I turned to the cop and asked,“Is that right?”
The cop looked at me, then at my license, at me again, turned to my would-be assassin and said, “That’s not his name. What’s going on with you two?”
“Nothing,” I said, though the cop could see I was shaking, “This guy just thinks I’m someone else.”
“It is you- I know it is”
“No man, I’m not him. And now I’m leaving- and you’re going to walk away in the opposite direction. Are we clear? Because otherwise I have more to say to this guy,” nodding toward the cop as we stepped away from him.
The man said, “You have no idea how much you look like him. I’m gonna find him and I’m gonna fucking kill him.”
“Good luck with that," I replied, and with that, he turned and walked in the direction from which we came. I waited until he was a block away and watched him disappear into the crowd before I continued on my way home.
What the hell has this got to do with opera?
Sorry- the crazy people standing next to us last night in the back of standing room on the orchestra level reminded me of this story and I meant to write about it at the time but shortly after it actually happened, all hell broke loose in my life and I had forgotten about it until now. So there you have it.
As I was saying, Isabella and I went to catch the last performance of Die Walküre in San Francisco Opera’s Ring cycle. Though I had just seen this production last week, I did want to hear Heidi Melton take over from Anja Kampe as Sieglinde and Isabella is enthusiastically discovering that though Italian opera runs through her veins, there are pleasures of a different sort to be found in German. For the first two acts we stood next to these lunatics who kept arguing- and belching- and breaking wind- and breathing like they’d left their respirators at home. Thankfully, Isabella submitted to me to turning her out as an opera whore and she procured some Dress Circle seats from an elderly couple who were leaving early.

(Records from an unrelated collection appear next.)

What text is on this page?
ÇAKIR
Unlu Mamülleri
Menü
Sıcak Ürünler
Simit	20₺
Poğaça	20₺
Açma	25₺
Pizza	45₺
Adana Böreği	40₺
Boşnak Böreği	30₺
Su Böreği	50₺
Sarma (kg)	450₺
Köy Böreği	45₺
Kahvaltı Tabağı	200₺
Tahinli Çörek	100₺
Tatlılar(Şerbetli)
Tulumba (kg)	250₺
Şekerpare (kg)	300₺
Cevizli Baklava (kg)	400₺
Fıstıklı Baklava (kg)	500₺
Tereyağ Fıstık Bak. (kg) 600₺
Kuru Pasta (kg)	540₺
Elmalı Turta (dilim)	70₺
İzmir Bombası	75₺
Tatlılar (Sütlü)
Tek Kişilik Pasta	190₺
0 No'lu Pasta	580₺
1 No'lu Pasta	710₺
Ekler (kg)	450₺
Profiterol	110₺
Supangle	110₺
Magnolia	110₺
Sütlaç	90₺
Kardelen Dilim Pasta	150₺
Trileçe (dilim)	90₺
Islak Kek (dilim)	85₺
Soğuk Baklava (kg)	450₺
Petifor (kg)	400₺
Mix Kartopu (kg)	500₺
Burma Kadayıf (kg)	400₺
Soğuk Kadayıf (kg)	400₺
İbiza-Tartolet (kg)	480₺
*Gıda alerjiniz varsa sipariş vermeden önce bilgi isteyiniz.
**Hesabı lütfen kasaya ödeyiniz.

Runnicles had the orchestra under control from the start and though the pacing of the first two acts still felt slow to me, the orchestra was in tight focus all night long and the third act was nothing else but beautifully performed from start to finish. The cast, the same from last week except for Melton, was stronger, giving off a sense that they were happy to be crossing the finish line with this final Walküre. Brandon Jovanovich and Elizabeth Bishop were even stronger than they were last week. For me though, this was really about seeing Melton justly take a turn in a major role in a house that’s been formative in her career.
During the first act she sang well, though I was expecting more. She and Jovanovich didn’t seem to have a lot of chemistry, but who knows who much rehearsal time they had to get the blocking down. What they lacked in chemistry however, was definitely made up for in vocal power.
During the second act she found her comfort zone and simply put, Melton then soared as Sieglinde. The huge, clear voice locals have now appreciated for years filled the house and Melton laid claim to the role with conviction. "Du hehrstes Wunder, herrliche Maid!"- for me the signifier distinguishing those who can and should sing it and those who shouldn’t- was glorious coming from her.
Nina Stemme started off slightly weaker than on previous nights, but by the time the third act came, she was back to her usual, now-setting-the-standard-for-contemporary-Brunnhildes excellence, matched note for note in what may have been his strongest performance yet by Mark Delevan as Wotan.
What I had earlier found problematic or annoying about the production didn’t really bother me too much this time around, in no small part due to the fact that last night it was really all about hearing the voices- and not the ones in my head.
It’s the sign of a good cycle when each night makes you want to go back for more, and though I wasn’t originally planning on it because this has been a very busy week filled with ridiculously long nights followed by work the next morning, at this point I can’t see myself skipping Siegfried this Friday unless I collapse from exhaustion. The momentum builds, as does the anticipation for more.
Hopefully the lunatics will have other plans.